E0277 appears when you try to pin a type that does not implement Unpin correctly, or when you pass a non-Send future to a multi-threaded executor.

These errors are not arbitrary. They map directly to memory safety rules. The compiler is telling you that your data layout cannot survive suspension and movement. The fix is almost always the same: restructure the data. Use indices instead of slices. Use owned types instead of references. Use Arc instead of shared pointers. Use Pin only when you must guarantee stability, and never assume it fixes dangling pointers.
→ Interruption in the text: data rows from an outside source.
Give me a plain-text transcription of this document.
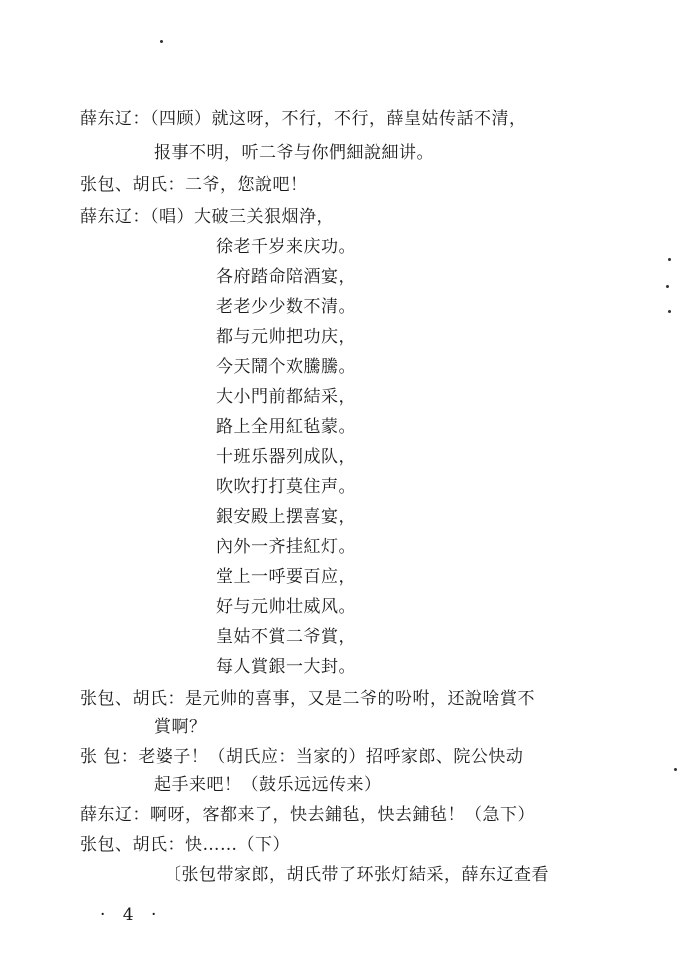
薛东辽：（四顾）就这呀，不行，不行，薛皇姑传話不清，
报事不明，听二爷与你們細說細讲。
张包、胡氏：二爷，您說吧！
薛东辽：（唱）大破三关狠烟浄，
徐老千岁来庆功。
各府踏命陪酒宴，
老老少少数不清。
都与元帅把功庆，
今天鬧个欢騰騰。
大小門前都結采，
路上全用紅毡蒙。
十班乐器列成队，
吹吹打打莫住声。
銀安殿上摆喜宴，
內外一齐挂紅灯。
堂上一呼要百应，
好与元帅壮威风。
皇姑不賞二爷賞，
每人賞銀一大封。
张包、胡氏：是元帅的喜事，又是二爷的吩咐，还說啥賞不
賞啊？
张 包：老婆子！（胡氏应：当家的）招呼家郎、院公快动
起手来吧！（鼓乐远远传来）
薛东辽：啊呀，客都来了，快去鋪毡，快去鋪毡！（急下）
张包、胡氏：快……（下）
〔张包带家郎，胡氏带了环张灯結采，薛东辽查看
· 4 ·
Counter-intuitive but true: the more you lean on Pin and unsafe, the harder your async code becomes to debug. Keep state machines simple.

Decision matrix

Use owned buffers with index tracking when you need to parse or stream data across suspension points. Use Box::pin when you must return a future from a function or store it in a collection. Use Arc<T> when multiple async tasks need to share read-only state without cloning. Use Arc<Mutex<T>> or Arc<RwLock<T>> when multiple tasks need to mutate shared state safely across threads. Use Pin and !Unpin when you are implementing a custom future or stream that contains internal pointers. Use crates like ouroboros or self_cell when you absolutely must build self-referential structs in safe Rust. Reach for plain references when lifetimes are simple and the data outlives the async block.